Вдруг старуха неизвестно отчего встревожилась Сашиным безмолвием. Подалась назад, вдавилась в мягкую спинку кресла и стала шевелить пальцами на вязаной скатерочке. Кофта ее раскрылась, и показалось дряблое желтое тело. На сморщенной шее быстро и возбужденно плясала маленькая, едва приметная жилка.
-- Ты что, язык съела?
Однако она превозмогла себя.
-- Ладно, молчи. Слушай, что я тебе скажу.
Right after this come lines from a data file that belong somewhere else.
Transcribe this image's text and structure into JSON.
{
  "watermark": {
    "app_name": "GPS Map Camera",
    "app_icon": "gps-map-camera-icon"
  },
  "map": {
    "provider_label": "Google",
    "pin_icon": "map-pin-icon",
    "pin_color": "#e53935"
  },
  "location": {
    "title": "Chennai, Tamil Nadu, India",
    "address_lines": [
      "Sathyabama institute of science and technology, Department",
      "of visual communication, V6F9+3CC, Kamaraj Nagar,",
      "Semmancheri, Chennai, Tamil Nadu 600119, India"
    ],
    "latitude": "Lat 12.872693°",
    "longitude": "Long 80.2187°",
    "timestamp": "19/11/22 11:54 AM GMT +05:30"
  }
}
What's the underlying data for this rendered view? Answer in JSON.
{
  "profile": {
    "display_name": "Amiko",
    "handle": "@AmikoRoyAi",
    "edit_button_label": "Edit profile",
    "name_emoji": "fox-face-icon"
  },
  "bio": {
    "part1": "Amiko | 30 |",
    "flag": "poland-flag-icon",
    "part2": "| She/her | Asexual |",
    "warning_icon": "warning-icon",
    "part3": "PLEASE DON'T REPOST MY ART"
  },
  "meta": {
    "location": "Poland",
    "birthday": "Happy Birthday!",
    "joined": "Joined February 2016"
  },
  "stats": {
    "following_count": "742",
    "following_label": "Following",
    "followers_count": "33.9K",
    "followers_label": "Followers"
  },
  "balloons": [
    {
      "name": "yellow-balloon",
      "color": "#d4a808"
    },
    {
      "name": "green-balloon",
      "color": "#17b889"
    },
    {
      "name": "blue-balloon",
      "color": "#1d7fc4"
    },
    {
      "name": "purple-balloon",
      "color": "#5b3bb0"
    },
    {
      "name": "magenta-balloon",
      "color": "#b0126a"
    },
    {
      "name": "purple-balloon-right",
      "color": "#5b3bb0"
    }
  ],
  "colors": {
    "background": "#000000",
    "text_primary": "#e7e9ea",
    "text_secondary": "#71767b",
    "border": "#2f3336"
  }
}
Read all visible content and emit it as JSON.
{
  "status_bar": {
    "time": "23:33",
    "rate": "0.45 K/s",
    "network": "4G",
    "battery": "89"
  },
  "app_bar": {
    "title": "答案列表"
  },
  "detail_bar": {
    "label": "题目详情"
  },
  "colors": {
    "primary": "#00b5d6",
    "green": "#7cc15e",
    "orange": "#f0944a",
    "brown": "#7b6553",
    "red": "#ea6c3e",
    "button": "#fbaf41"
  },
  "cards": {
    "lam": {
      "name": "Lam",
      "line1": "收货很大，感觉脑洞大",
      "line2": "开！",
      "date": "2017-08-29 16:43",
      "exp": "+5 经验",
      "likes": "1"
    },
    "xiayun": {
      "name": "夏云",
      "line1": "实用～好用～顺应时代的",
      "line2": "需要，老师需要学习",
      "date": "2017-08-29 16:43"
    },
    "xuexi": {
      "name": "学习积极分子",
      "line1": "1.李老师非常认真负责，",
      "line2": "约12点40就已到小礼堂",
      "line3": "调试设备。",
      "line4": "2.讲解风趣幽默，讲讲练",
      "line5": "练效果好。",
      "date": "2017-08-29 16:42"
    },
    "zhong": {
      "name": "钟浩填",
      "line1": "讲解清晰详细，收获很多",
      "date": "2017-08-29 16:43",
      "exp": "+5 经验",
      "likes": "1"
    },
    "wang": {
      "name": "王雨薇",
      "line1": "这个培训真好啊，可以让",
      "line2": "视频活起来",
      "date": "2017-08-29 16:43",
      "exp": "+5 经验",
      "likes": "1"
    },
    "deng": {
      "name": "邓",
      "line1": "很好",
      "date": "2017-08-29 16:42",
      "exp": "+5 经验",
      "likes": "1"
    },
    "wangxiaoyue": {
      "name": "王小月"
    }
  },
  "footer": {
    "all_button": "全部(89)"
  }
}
Будто бес какой подталкивал старуху. Заговорила спокойно и обстоятельно, как бы нарочно выбирая определенные, ясные выражения, чтобы не осталось ничего недосказанного, и опять слушала сама себя с удивлением.
-- Аким умный, ты знаешь. Кутила он мученик, это правда, шатун, пьянствует, а деньгу все же уважает. Характер у него дельный, сурьезный. Он кутит на мелкие, а крупные в кулак зажмет. У нас в семействе все такие были. Жену возьмет богатую, -- сам знает, что хорошо, что плохо. Тебе, матушка, может статься, и это не ндравится. А по мне хорошо это, не взыщи. Материнской-то утробе понятнее. Надеждами, ежели какие имеешь, не льстись. Ну-ка, дай туфли мне. На правую надень раньше. Погоди, чулок завернулся... Чулок завернулся! Оправь. Вот так. Теперь ладно.
Мавра Тимофеевна легонько постучала пятками об пол, чтобы размять ноги. Она притворялась спокойной, но тяжелое чувство не покидало ее.